To top the night off the hostel gave me a child duvet cover…

This morning. After that rather tiring night out with the girls we sat in a dark dark corner of the hostel dining room and ate our full Welsh breakfasts and slurped tea through beards. Yesterday I had realised that this very room was the same room I had had my lower 6th form ball in 12 years ago. In the time since I had last graced the place with my presence donning a suit way to large for me and brandishing brylcreamed hair stuck down onto my forehead, literally nothing had changed. As we sat eating breakfast a team of teenagers about to embark on a Duke of Edinburgh expedition sat for breakfast. Their rather serious teacher told them what they would be expected to do that day. Their activities involved looking at forests and wild camping ( I was only half listening). The teacher was so serious he made these things which should be exciting and fun sound sullen and boring, he said everything in a condescending authoritative way. Had he trekked for 6 days across Wales? Had he walked 19 miles into Snowdonia from the west coast of Wales? Who knows or cares, anyway he was annoying me so we left.

We only had 7 miles of hills to cover this day, nothing in comparison to the last few days. So we decided to spend more time with the girls. They wanted to mill around Betws and it’s shops so we followed. The shops sold everything from ‘traditional Welsh love spoons’ (no you can’t put one spoon inside another), the famous ‘Welsh human sized bubble generator’ and shark teeth. I befriended an Aberystwyth student doing a survey concerning plans for the river life in the uplands of Wales. Trust me, this was much more thrilling than looking through the various dragon branded tat and trinkets that for some reason fill many Welsh high street stores.

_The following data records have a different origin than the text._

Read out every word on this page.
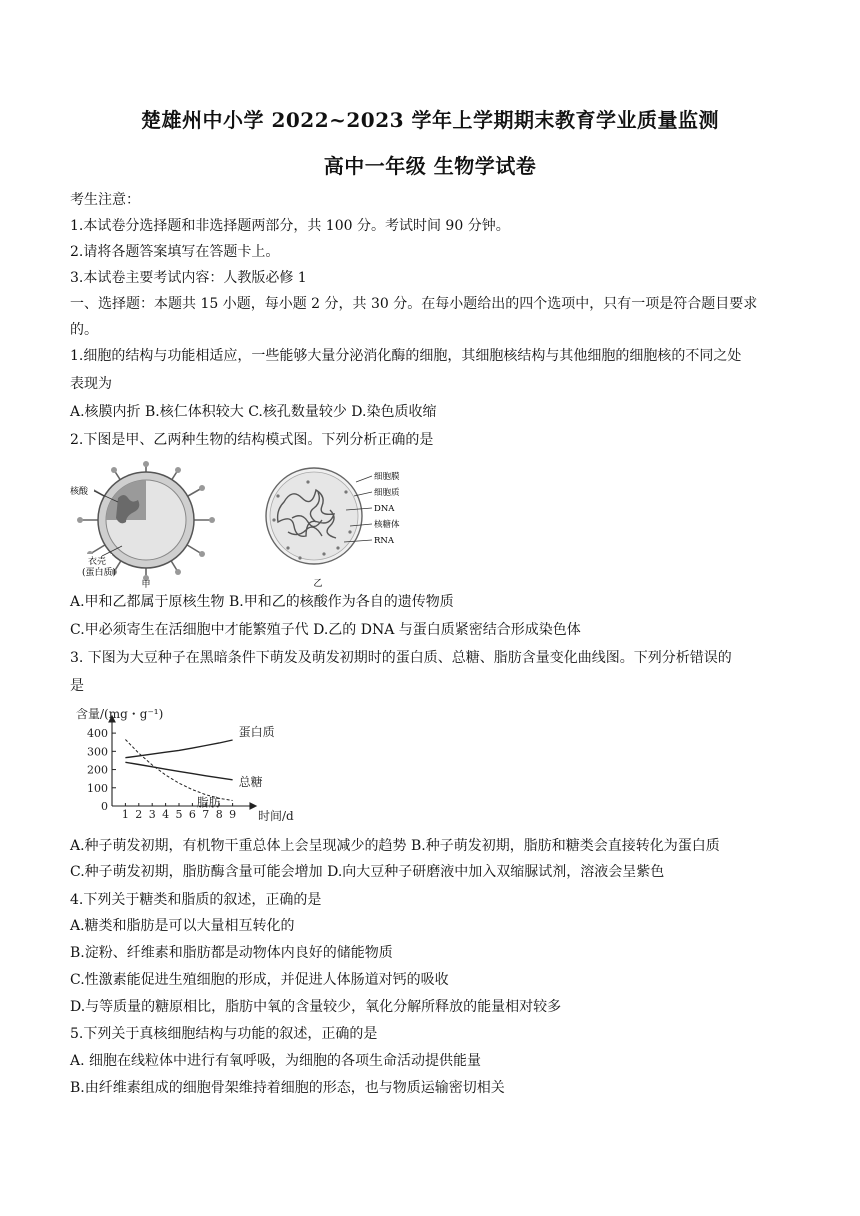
楚雄州中小学 2022~2023 学年上学期期末教育学业质量监测
高中一年级 生物学试卷
考生注意：
1.本试卷分选择题和非选择题两部分，共 100 分。考试时间 90 分钟。
2.请将各题答案填写在答题卡上。
3.本试卷主要考试内容：人教版必修 1
一、选择题：本题共 15 小题，每小题 2 分，共 30 分。在每小题给出的四个选项中，只有一项是符合题目要求
的。
1.细胞的结构与功能相适应，一些能够大量分泌消化酶的细胞，其细胞核结构与其他细胞的细胞核的不同之处
表现为
A.核膜内折 B.核仁体积较大 C.核孔数量较少 D.染色质收缩
2.下图是甲、乙两种生物的结构模式图。下列分析正确的是
核酸
衣壳
(蛋白质)
甲
细胞膜
细胞质
DNA
核糖体
RNA
乙
A.甲和乙都属于原核生物 B.甲和乙的核酸作为各自的遗传物质
C.甲必须寄生在活细胞中才能繁殖子代 D.乙的 DNA 与蛋白质紧密结合形成染色体
3. 下图为大豆种子在黑暗条件下萌发及萌发初期时的蛋白质、总糖、脂肪含量变化曲线图。下列分析错误的
是
0
100
200
300
400
1 2 3 4 5 6 7 8 9
蛋白质
总糖
脂肪
含量/(mg・g⁻¹)
时间/d
A.种子萌发初期，有机物干重总体上会呈现减少的趋势 B.种子萌发初期，脂肪和糖类会直接转化为蛋白质
C.种子萌发初期，脂肪酶含量可能会增加 D.向大豆种子研磨液中加入双缩脲试剂，溶液会呈紫色
4.下列关于糖类和脂质的叙述，正确的是
A.糖类和脂肪是可以大量相互转化的
B.淀粉、纤维素和脂肪都是动物体内良好的储能物质
C.性激素能促进生殖细胞的形成，并促进人体肠道对钙的吸收
D.与等质量的糖原相比，脂肪中氧的含量较少，氧化分解所释放的能量相对较多
5.下列关于真核细胞结构与功能的叙述，正确的是
A. 细胞在线粒体中进行有氧呼吸，为细胞的各项生命活动提供能量
B.由纤维素组成的细胞骨架维持着细胞的形态，也与物质运输密切相关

I love Wales but sometimes I wish more than this could survive on it’s high streets. ANYWAY I returned to the group to find Paul outside one shop shouting ‘They just make this sh*t up to sell to stupid f**ckimg tourists”

Now Betws isn’t a big town by any means but all this hustle and bustle and business as usual was getting me down. The mountains around Betws are beautiful and I couldn’t stop looking at them. As Paul put it “it was like I had left my personality up there”. Then in one final attempt to cheer me up I was forced onto a children’s train ride. This had the opposite affect. Everyone admitted I looked like I really needed to get back into the woods. They were right. I really kept on looking up at the forest covered mountains, longing, craving to be back on the paths with my hairy friend. So Paul and I set off, the rest of the day was beatiful as expected. We ate lunch over looking the quietest lake I’ve ever been to and walked through gorgeous wood and lanes to our next campsite. We’re getting closer and even saw a sign for Abergele! Only one day left!

We also found some bagged up moss which matched Paul’s beard perfectly.